I tried to convert the data before setting it in the JAXB object but still not resolved in UTF-8.

  byte[] nameBytes = name.getBytes(StandardCharsets.ISO_8859_1);
  return new String(nameBytes, StandardCharsets.UTF_8);

The problem is only accuring under Linux, does any one have an idea how to manipulate the ISO_8859_1 data and set it without issues in the xml ?


Solution

  • Well, UTF-8 is the default charset (at least for the file endpoint) and AFAIK Camel does not try to analyze the given charset of an input message.

    So I guess that if you don't declare an input charset different than UTF-8 and then write a file as UTF-8 there is no need to convert anything from Camels perspective.

    .from("file:inbox") // implicit UTF-8
    .to("file:outbox?charset=utf-8") // same charset, no conversion needed
    

    You can, at least for files, declare the source encoding so that Camel knows it must convert the payload.

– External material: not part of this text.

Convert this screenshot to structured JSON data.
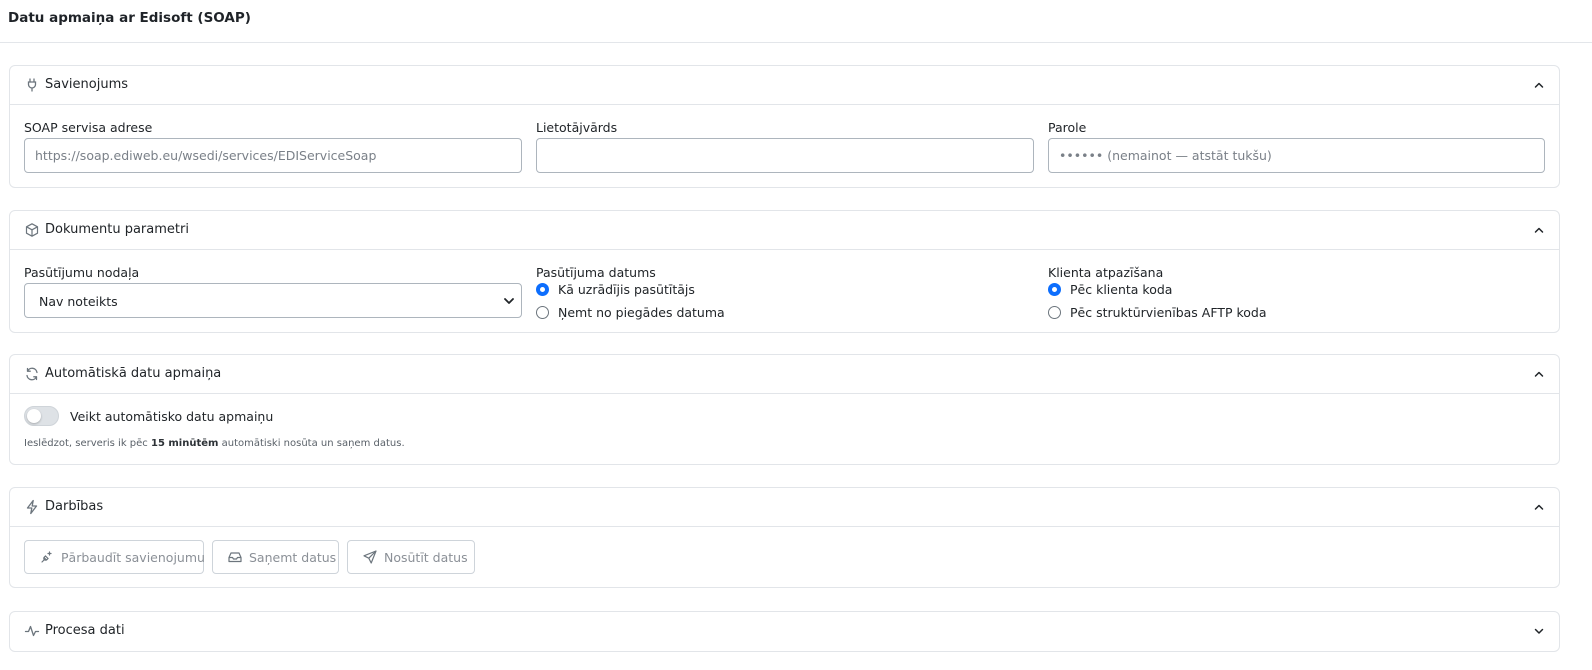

    .from("file:inbox?charset=iso-8859-1") 
    .to("file:outbox?charset=utf-8") // conversion needed
    

    If you cannot declare the input charset (I think this depends on the endpoint type), you have to explicitly convert the payload.

    .from("file:inbox") 
    .convertBodyTo(byte[].class, "utf-8")
    // message body is now a byte array and written to file as is
    .to("file:outbox") 
    

    See the section "Using charset" from the Camel File docs for more details.